Vous connaissez le terme « infobésité » ? En 2022, environ 2,8 millions d’articles scientifiques ont été indexés dans les grandes bases de données mondiales, soit 47 % de plus qu’en 2016. Les estimations pour 2025 dépassent les 3,4 millions de publications annuelles. Ce volume ne ralentit pas. Pour les chercheurs, les médecins et les professionnels R&D, la question n’est plus de trouver des articles : c’est de savoir lesquels méritent vraiment attention, et comment les agréger de manière fiable sans y passer des semaines.
Des bases de données qui ne couvrent pas les mêmes choses
La première difficulté vient du paysage lui-même. Les grandes bases de données scientifiques ont chacune leur périmètre et leur logique propre.
PubMed se concentre sur les sciences biomédicales et la santé. Sa couverture est rigoureuse et ses données structurées, mais elle reste limitée à son domaine. Semantic Scholar, développé par l’Allen Institute for AI, couvre un spectre plus large et propose des fonctionnalités d’analyse de citations et de connexions entre travaux de recherche. arXiv est centré sur les prépublications (preprints) en physique, mathématiques, informatique et biologie computationnelle : utile pour suivre des travaux avant publication officielle, mais sans processus de peer review. Cochrane Library s’adresse aux professionnels de santé à la recherche de revues systématiques et de méta-analyses sur des questions cliniques précises. Google Scholar offre la couverture la plus large, toutes disciplines confondues, mais avec une précision très faible dans les résultats. Des plateformes comme OpenAlex, Scopus ou Web of Science complètent ce paysage, chacune avec ses propres critères d’indexation et ses angles morts.
Aucune base ne couvre tout. Une revue systématique rigoureuse nécessite généralement d’interroger plusieurs bases simultanément, et les guides méthodologiques le recommandent explicitement.
LIRE AUSSI : Et si votre bibliographie pouvait répondre à vos questions ? L’apport de l’IA dans la gestion des références
Infobésité et agrégation : le vrai problème de fond
Consulter plusieurs bases de données en parallèle crée une charge de travail considérable. Chaque plateforme a ses propres conventions de recherche, ses filtres, son format d’export. Les résultats se chevauchent partiellement d’une base à l’autre. Il faut ensuite dé-dupliquer, trier, évaluer la pertinence de chaque article par rapport à la question de départ, puis construire une bibliographie cohérente.

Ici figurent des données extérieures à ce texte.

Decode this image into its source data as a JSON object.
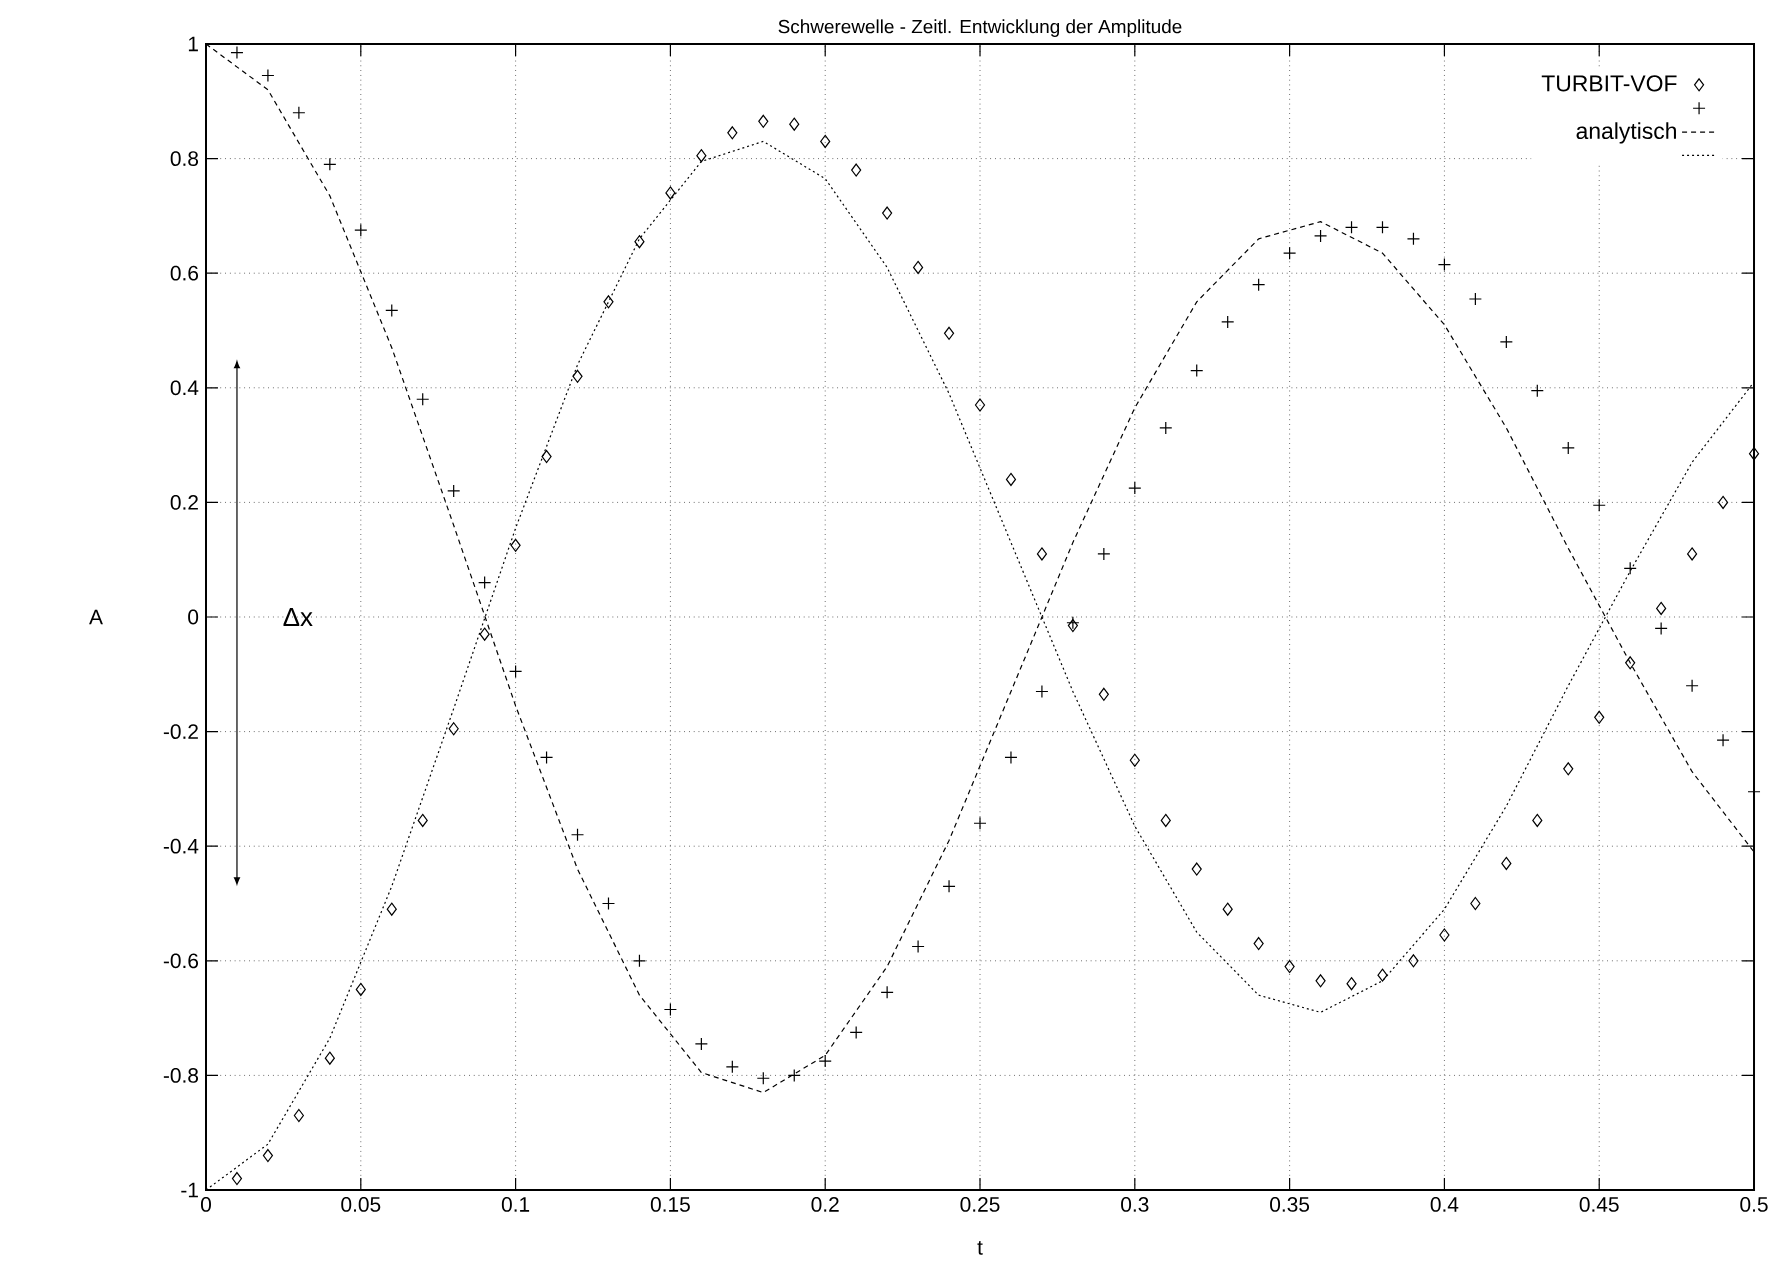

Ce travail d’agrégation et de tri se déroule avant même d’avoir commencé à lire. Il peut représenter une part importante du temps alloué à un projet de recherche. Et pourtant, il est souvent traité de manière artisanale : fichiers Excel, bibliothèques Zotero, gestion manuelle des doublons dans un dossier sur le bureau…
À mesure que le volume de publications augmente, cette approche devient de moins en moins tenable.
Comment juger si mon article est pertinent ?
Trouver des articles est à la portée de tous, mais juger rapidement de leur pertinence dans un contexte de recherche précis devient un goulet d’étranglement, et nous sommes souvent obligés de multiplier les outils sans pouvoir vraiment centraliser les résultats.

Docmeup est un outil conçu pour les chercheurs et professionnels qui travaillent régulièrement avec la littérature scientifique. Il permet d’explorer plusieurs bases de données depuis un point d’entrée unique, et d’identifier les publications pertinentes par rapport à une thématique donnée.
LIRE AUSSI : Comment dialoguer directement avec vos articles scientifiques grâce à l’IA
Ce que ça change concrètement
L’explosion du volume de publications scientifiques n’est pas un phénomène conjoncturel. C’est une tendance structurelle qui demande des méthodes adaptées. Chercher sur une seule base de données n’est plus suffisant pour couvrir un sujet sérieusement. Agréger, dé-dupliquer et évaluer manuellement des centaines de résultats n’est pas tenable à long terme.
Des outils spécialisés peuvent réduire significativement la charge de travail liée au sourcing bibliographique, sans remplacer le jugement du chercheur. L’objectif n’est pas d’automatiser la pensée, mais de réduire le temps passé sur les tâches les plus répétitives.